Who are the powerhouses in Silicon Valley? Google. Facebook. Apple. Salesforce. What do they all have in common? They are all tech companies at the core. Tech rules in Silicon Valley, no matter what Madison Avenue would like you to believe, or how they would like companies such as Yahoo to behave. These companies have succeeded by setting the innovation agenda in their own markets. Yahoo knows this because it used to be one of them.

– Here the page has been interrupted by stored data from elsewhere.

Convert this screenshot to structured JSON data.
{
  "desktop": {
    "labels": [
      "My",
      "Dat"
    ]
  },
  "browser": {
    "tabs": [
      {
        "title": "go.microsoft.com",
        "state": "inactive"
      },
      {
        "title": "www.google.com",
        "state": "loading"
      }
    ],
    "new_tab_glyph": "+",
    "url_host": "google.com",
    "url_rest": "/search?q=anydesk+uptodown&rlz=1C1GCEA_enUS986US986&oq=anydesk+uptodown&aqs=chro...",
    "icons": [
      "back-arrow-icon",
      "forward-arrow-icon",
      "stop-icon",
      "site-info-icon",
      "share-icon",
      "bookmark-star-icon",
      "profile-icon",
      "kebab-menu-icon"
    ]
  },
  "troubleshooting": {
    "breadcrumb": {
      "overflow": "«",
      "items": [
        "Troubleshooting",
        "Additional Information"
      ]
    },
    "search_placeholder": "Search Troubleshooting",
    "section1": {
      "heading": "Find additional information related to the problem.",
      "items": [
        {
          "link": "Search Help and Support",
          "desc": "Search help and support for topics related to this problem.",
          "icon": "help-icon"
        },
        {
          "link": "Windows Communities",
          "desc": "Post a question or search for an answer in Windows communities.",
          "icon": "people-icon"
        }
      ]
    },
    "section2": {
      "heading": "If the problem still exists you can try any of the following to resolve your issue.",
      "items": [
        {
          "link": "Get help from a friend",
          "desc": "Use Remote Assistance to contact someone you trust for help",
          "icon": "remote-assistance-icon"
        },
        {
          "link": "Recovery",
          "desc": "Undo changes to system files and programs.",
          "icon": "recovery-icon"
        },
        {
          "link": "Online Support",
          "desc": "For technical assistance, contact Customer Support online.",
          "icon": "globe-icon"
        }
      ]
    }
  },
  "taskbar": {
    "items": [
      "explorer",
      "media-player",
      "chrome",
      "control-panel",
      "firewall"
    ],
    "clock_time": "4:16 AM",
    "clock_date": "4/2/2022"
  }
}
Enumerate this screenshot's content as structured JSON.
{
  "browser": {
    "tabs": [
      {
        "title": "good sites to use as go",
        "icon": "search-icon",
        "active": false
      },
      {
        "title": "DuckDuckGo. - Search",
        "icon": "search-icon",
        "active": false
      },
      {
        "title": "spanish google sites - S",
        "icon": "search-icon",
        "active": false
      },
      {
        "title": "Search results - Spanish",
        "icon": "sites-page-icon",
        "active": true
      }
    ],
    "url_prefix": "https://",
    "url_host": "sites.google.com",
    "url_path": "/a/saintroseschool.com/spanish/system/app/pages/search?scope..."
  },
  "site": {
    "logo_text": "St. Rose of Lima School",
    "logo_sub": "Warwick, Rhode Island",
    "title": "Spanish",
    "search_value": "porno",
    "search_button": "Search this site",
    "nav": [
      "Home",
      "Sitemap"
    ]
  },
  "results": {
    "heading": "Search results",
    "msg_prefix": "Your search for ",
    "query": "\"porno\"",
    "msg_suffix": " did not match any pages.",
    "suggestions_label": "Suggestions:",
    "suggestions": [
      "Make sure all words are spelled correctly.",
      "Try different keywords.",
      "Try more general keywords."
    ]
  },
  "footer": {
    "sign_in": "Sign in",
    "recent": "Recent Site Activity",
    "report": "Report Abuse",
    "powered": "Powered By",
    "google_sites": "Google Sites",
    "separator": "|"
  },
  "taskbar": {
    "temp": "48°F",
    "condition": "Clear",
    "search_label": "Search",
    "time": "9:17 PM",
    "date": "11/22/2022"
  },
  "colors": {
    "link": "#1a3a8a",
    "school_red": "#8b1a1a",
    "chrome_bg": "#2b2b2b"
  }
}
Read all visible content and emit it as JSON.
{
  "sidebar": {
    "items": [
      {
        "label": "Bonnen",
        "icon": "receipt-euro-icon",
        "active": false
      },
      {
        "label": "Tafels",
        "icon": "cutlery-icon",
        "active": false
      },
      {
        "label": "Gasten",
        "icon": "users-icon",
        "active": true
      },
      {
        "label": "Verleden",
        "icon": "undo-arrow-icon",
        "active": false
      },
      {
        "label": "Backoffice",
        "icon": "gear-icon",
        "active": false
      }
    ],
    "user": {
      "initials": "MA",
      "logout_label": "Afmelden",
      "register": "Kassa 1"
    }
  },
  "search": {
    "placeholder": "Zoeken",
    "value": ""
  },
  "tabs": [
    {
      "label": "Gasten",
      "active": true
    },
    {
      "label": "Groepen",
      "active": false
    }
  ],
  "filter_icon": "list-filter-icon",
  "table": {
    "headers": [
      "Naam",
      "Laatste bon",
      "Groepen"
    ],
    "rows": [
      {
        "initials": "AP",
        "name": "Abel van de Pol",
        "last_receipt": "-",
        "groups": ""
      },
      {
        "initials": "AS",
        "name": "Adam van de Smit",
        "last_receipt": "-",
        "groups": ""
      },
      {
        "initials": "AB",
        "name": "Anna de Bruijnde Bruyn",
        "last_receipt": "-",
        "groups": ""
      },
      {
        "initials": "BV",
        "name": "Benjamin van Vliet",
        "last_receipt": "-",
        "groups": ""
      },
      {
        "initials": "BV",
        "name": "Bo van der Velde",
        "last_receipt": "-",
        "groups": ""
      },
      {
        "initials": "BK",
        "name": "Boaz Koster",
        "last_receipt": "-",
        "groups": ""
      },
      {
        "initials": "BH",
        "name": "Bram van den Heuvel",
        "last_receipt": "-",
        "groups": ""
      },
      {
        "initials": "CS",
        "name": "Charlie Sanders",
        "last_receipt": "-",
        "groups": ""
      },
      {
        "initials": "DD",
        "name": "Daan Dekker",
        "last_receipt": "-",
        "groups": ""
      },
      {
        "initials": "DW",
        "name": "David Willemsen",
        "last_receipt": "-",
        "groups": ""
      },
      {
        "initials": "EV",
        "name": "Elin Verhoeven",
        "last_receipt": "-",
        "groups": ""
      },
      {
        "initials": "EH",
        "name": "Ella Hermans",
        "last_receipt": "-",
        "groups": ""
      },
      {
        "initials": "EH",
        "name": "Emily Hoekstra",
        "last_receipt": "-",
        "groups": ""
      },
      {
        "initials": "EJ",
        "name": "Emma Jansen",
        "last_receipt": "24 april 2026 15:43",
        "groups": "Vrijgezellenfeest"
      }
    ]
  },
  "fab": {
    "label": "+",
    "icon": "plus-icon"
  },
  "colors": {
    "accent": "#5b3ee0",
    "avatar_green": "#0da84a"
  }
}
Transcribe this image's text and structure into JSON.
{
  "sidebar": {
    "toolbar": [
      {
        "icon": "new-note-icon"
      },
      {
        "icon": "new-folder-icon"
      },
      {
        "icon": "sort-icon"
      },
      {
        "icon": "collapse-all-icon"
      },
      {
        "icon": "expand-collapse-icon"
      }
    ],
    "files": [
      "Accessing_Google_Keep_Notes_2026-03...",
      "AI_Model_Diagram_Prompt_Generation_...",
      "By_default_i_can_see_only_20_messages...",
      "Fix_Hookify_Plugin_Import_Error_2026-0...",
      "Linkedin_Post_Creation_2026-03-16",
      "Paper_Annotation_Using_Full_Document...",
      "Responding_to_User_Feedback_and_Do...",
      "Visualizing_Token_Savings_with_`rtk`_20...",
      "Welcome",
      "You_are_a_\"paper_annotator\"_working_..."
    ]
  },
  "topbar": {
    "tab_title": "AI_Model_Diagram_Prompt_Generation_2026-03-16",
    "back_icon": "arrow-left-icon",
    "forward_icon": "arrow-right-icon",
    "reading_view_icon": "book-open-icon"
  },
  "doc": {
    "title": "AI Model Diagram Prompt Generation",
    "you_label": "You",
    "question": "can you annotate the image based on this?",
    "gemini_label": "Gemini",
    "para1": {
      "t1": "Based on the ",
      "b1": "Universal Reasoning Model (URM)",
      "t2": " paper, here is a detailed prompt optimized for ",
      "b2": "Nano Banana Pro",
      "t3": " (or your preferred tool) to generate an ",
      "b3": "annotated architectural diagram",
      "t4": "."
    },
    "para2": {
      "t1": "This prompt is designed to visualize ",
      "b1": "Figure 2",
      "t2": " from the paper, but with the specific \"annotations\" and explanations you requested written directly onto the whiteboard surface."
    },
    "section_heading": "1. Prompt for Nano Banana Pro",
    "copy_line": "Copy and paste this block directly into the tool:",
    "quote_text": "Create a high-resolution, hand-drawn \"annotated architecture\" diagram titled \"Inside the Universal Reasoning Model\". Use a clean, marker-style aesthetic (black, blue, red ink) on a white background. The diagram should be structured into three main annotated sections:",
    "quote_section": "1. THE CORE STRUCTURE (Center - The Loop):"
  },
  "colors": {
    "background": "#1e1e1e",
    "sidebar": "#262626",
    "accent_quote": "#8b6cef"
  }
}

Where did Yahoo go wrong? When it forgot its roots and decided it was a media company. Starting with Terry Semel’s leadership, Yahoo started resembling a publishing house. My guess is that someone probably had to show Terry how to run a browser. Ad industry-watcher Digiday summed up how Madison Avenue feels about Scott:
“… based on some of Thompson’s comments — that Yahoo will be ‘back to innovation, we’ll be back to disruptive concepts’ — there’s a fear that Yahoo is still pining for its cutting-edge past rather than focusing on its media future.”
But who in their right mind – in Silicon Valley – would ever trade a tech business model for a media business model, especially in this last decade? Does anyone really want to be like AOL?
In recent years, Yahoo has been more about content deals than creating a great user experience. More about increasing ad inventory than changing the world. And for the last year, it has been about… well, I’m not really sure what it was, but it sure wasn’t innovation. Instead of hiring great engineers, the company became all about how to maximise the eyeballs on Jersey Shore clips.
That’s why Scott makes sense. Scott has his roots in technology as the CTO of Visa and PayPal. Scott is a tech guy. He understands tech guys. He appreciates tech guys. He took PayPal back to its roots. PayPal built a great experience for users, a great experience for merchants and a great experience for developers. He made things brain dead simple and scaled it around the world.
As people give Scott advice (and I’ve read a lot of it), here is my two cents: yes, Yahoo has a lot of content. But to be successful, bring Yahoo back to its roots as a technology company. Yahoo is still a trusted brand around the world. It still has a massive user community. It still has great technology. (Disclaimer: I still fire up My Yahoo as my browser home page. I know this dates me.)
Another unique trait of Silicon Valley leaders is that they move on from past missteps. They build on their strengths and create innovations that propel them into new markets. If there is a tech company today that needs to recapture this philosophy, Yahoo is it.
Just for comparison, consider Yahoo today vs. Apple’s woes of the 1990s (don’t worry, I’m not going to compare Scott to Steve Jobs). Apple had lost its way, focusing on products and markets that diverted from its core. But it rebuilt itself based on its reputation and loyal following. And after losing talent for years, it hired great engineers, refocused on innovative technology and rebuilt a technology leader.
So to the Yahoo team, you just got a great leader. Forget about the pundits. Forget about being a media company. You have great assets. The tech industry loves a comeback story. I believe you can make Yahoo a great tech company once again.